In man, transmissible diseases may be obligate or facultative. The causative agent of obligate transmissible diseases is conveyed exclusively by transmitters, as in malaria, yellow fever, and tick-borne relapsing fever. The causative agent of facultative transmissible diseases is transmitted by droplets, through the digestive tract, or directly from one person to another, as in tularemia, plague, and anthrax. Obligate transmissible diseases are infectious diseases of the blood, since the causative agent enters the body by means of the blood and lymph and also reproduces in them. Most transmissible diseases are naturally endemic.

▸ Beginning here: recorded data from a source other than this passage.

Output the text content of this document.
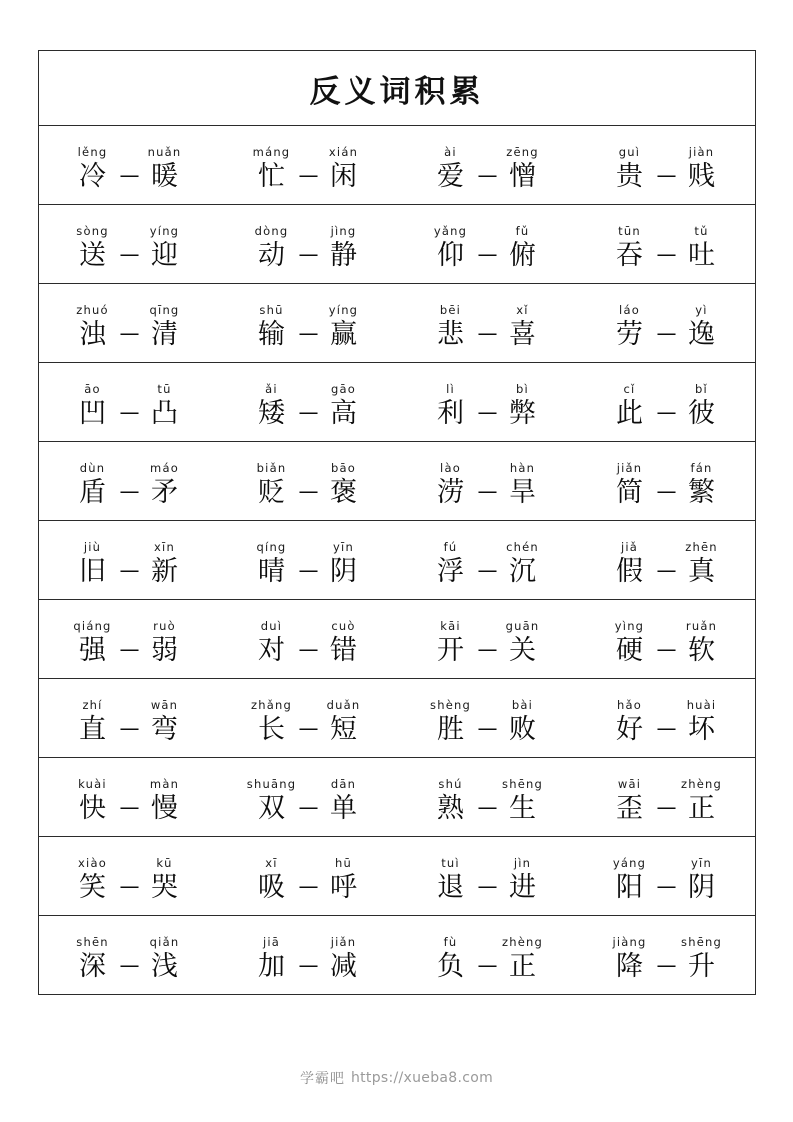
反义词积累
lěng
冷 —
nuǎn
暖
máng
忙 —
xián
闲
ài
爱 —
zēng
憎
guì
贵 —
jiàn
贱
sòng
送 —
yíng
迎
dòng
动 —
jìng
静
yǎng
仰 —
fǔ
俯
tūn
吞 —
tǔ
吐
zhuó
浊 —
qīng
清
shū
输 —
yíng
赢
bēi
悲 —
xǐ
喜
láo
劳 —
yì
逸
āo
凹 —
tū
凸
ǎi
矮 —
gāo
高
lì
利 —
bì
弊
cǐ
此 —
bǐ
彼
dùn
盾 —
máo
矛
biǎn
贬 —
bāo
褒
lào
涝 —
hàn
旱
jiǎn
简 —
fán
繁
jiù
旧 —
xīn
新
qíng
晴 —
yīn
阴
fú
浮 —
chén
沉
jiǎ
假 —
zhēn
真
qiáng
强 —
ruò
弱
duì
对 —
cuò
错
kāi
开 —
guān
关
yìng
硬 —
ruǎn
软
zhí
直 —
wān
弯
zhǎng
长 —
duǎn
短
shèng
胜 —
bài
败
hǎo
好 —
huài
坏
kuài
快 —
màn
慢
shuāng
双 —
dān
单
shú
熟 —
shēng
生
wāi
歪 —
zhèng
正
xiào
笑 —
kū
哭
xī
吸 —
hū
呼
tuì
退 —
jìn
进
yáng
阳 —
yīn
阴
shēn
深 —
qiǎn
浅
jiā
加 —
jiǎn
减
fù
负 —
zhèng
正
jiàng
降 —
shēng
升
学霸吧 https://xueba8.com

Transmissible diseases of animals are seasonal and also enzootic, that is, they are confined to a limited area or climatic and geographic zone. When the causative agent is transmitted by flying insects, transmissible diseases of animals are generally more widespread than when the causative agent is transmitted by mites and ticks. Obligate transmissible diseases of animals include infectious catarrhal fever of sheep, hydropericarditis, infectious equine encephalomyelitis and infectious equine anemia, African horse sickness, Rift Valley fever, Nairobi disease, louping ill, and viral pustular dermatitis. Facultative transmissible diseases of animals include anthrax, African swine fever, tularemia, and other septic infections.

Transmissible diseases are prevented by protecting persons and animals from bloodsucking arthropods; this may be achieved by moving animals to new pastures or to stalls, or by using insect repellents. The diseases may also be prevented by destroying transmitters and rodents, by carrying out land-reclamation measures in areas where transmitters breed, and by immunizing persons and animals in cases when effective immunization measures have been developed.


Pavlovskii, E. N. Prirodnaia ochagovost’ transmissivnykh boleznei v sviazi s landshaftnoi epidemiologiei zooantroponozov. Moscow-Leningrad, 1969.
Obshchaia i chasinaia epidemiologiia, vol. 1. Edited by I. I. Elkin. Moscow, 1973.